Personal information
- Full name: Jeff M. Gamble
- Date of birth: 24 May 1935
- Date of death: 20 June 1996 (aged 61)
- Original team(s): Aberfeldie
- Height: 191 cm (6 ft 3 in)
- Weight: 80 kg (176 lb)

Playing career^{1}
- Years: Club / Games (Goals)
- 1953–1960: Essendon / 90 (14)
- ^{1} Playing statistics correct to the end of 1960.

= Jeff Gamble =

Australian rules footballer

Jeff Gamble (24 May 1935 – 20 June 1996) was an Australian rules footballer who played with Essendon in the Victorian Football League (VFL).

Gamble, recruited from local club Aberfeldie, was a key defender for Essendon, after starting out as a follower.

He had his best season in 1958 when he finished equal sixth in the Brownlow Medal count and was second in the Essendon Best and Fairest.

Gamble was Essendon's centre half-back in their 1957 VFL Grand Final loss to Melbourne.
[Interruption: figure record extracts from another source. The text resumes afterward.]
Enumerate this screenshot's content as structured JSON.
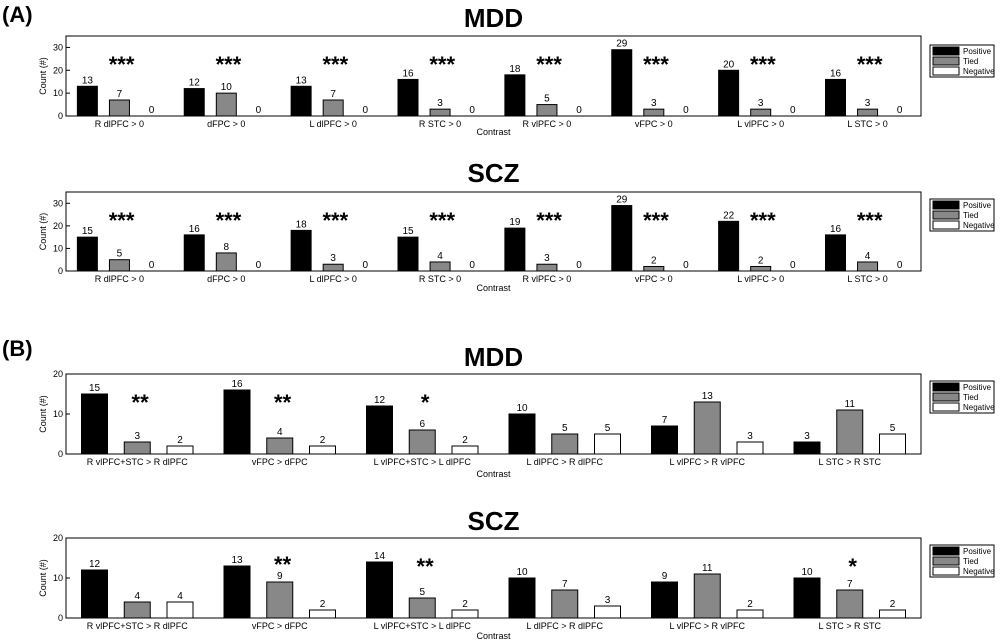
{
  "panels": [
    {
      "label": "(A)"
    },
    {
      "label": "(B)"
    }
  ],
  "colors": {
    "positive": "#000000",
    "tied": "#888888",
    "negative": "#ffffff"
  },
  "chart_data": [
    {
      "type": "bar",
      "panel": "(A)",
      "title": "MDD",
      "xlabel": "Contrast",
      "ylabel": "Count (#)",
      "ylim": [
        0,
        35
      ],
      "yticks": [
        0,
        10,
        20,
        30
      ],
      "categories": [
        "R dlPFC > 0",
        "dFPC > 0",
        "L dlPFC > 0",
        "R STC > 0",
        "R vlPFC > 0",
        "vFPC > 0",
        "L vlPFC > 0",
        "L STC > 0"
      ],
      "series": [
        {
          "name": "Positive",
          "values": [
            13,
            12,
            13,
            16,
            18,
            29,
            20,
            16
          ]
        },
        {
          "name": "Tied",
          "values": [
            7,
            10,
            7,
            3,
            5,
            3,
            3,
            3
          ]
        },
        {
          "name": "Negative",
          "values": [
            0,
            0,
            0,
            0,
            0,
            0,
            0,
            0
          ]
        }
      ],
      "significance": [
        "***",
        "***",
        "***",
        "***",
        "***",
        "***",
        "***",
        "***"
      ],
      "legend": "right"
    },
    {
      "type": "bar",
      "panel": "(A)",
      "title": "SCZ",
      "xlabel": "Contrast",
      "ylabel": "Count (#)",
      "ylim": [
        0,
        35
      ],
      "yticks": [
        0,
        10,
        20,
        30
      ],
      "categories": [
        "R dlPFC > 0",
        "dFPC > 0",
        "L dlPFC > 0",
        "R STC > 0",
        "R vlPFC > 0",
        "vFPC > 0",
        "L vlPFC > 0",
        "L STC > 0"
      ],
      "series": [
        {
          "name": "Positive",
          "values": [
            15,
            16,
            18,
            15,
            19,
            29,
            22,
            16
          ]
        },
        {
          "name": "Tied",
          "values": [
            5,
            8,
            3,
            4,
            3,
            2,
            2,
            4
          ]
        },
        {
          "name": "Negative",
          "values": [
            0,
            0,
            0,
            0,
            0,
            0,
            0,
            0
          ]
        }
      ],
      "significance": [
        "***",
        "***",
        "***",
        "***",
        "***",
        "***",
        "***",
        "***"
      ],
      "legend": "right"
    },
    {
      "type": "bar",
      "panel": "(B)",
      "title": "MDD",
      "xlabel": "Contrast",
      "ylabel": "Count (#)",
      "ylim": [
        0,
        20
      ],
      "yticks": [
        0,
        10,
        20
      ],
      "categories": [
        "R vlPFC+STC > R dlPFC",
        "vFPC > dFPC",
        "L vlPFC+STC > L dlPFC",
        "L dlPFC > R dlPFC",
        "L vlPFC > R vlPFC",
        "L STC > R STC"
      ],
      "series": [
        {
          "name": "Positive",
          "values": [
            15,
            16,
            12,
            10,
            7,
            3
          ]
        },
        {
          "name": "Tied",
          "values": [
            3,
            4,
            6,
            5,
            13,
            11
          ]
        },
        {
          "name": "Negative",
          "values": [
            2,
            2,
            2,
            5,
            3,
            5
          ]
        }
      ],
      "significance": [
        "**",
        "**",
        "*",
        "",
        "",
        ""
      ],
      "legend": "right"
    },
    {
      "type": "bar",
      "panel": "(B)",
      "title": "SCZ",
      "xlabel": "Contrast",
      "ylabel": "Count (#)",
      "ylim": [
        0,
        20
      ],
      "yticks": [
        0,
        10,
        20
      ],
      "categories": [
        "R vlPFC+STC > R dlPFC",
        "vFPC > dFPC",
        "L vlPFC+STC > L dlPFC",
        "L dlPFC > R dlPFC",
        "L vlPFC > R vlPFC",
        "L STC > R STC"
      ],
      "series": [
        {
          "name": "Positive",
          "values": [
            12,
            13,
            14,
            10,
            9,
            10
          ]
        },
        {
          "name": "Tied",
          "values": [
            4,
            9,
            5,
            7,
            11,
            7
          ]
        },
        {
          "name": "Negative",
          "values": [
            4,
            2,
            2,
            3,
            2,
            2
          ]
        }
      ],
      "significance": [
        "",
        "**",
        "**",
        "",
        "",
        "*"
      ],
      "legend": "right"
    }
  ]
}
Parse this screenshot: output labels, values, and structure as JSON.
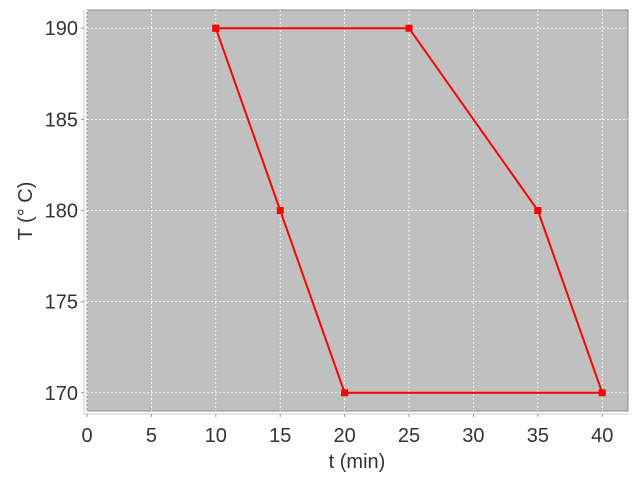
{
  "chart_data": {
    "type": "line",
    "title": "",
    "xlabel": "t (min)",
    "ylabel": "T (° C)",
    "xlim": [
      0,
      42
    ],
    "ylim": [
      169,
      191
    ],
    "xticks": [
      0,
      5,
      10,
      15,
      20,
      25,
      30,
      35,
      40
    ],
    "yticks": [
      170,
      175,
      180,
      185,
      190
    ],
    "grid": true,
    "background_color": "#c0c0c0",
    "series": [
      {
        "color": "#ff0000",
        "marker": "square",
        "x": [
          10,
          25,
          35,
          40,
          20,
          15,
          10
        ],
        "y": [
          190,
          190,
          180,
          170,
          170,
          180,
          190
        ]
      }
    ]
  }
}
During the 1959 season he suffered a knee injury and had to have cartilage removed. He managed to play ten games in 1960 but he was then forced to retire due to the injury.

Gamble was the uncle of actress Cate Blanchett through his sister, June and also provided the inspiration to Kevin Andrews, who composed the Essendon club song on the kitchen table of his parents, Horace and Rosalie Jean Gamble.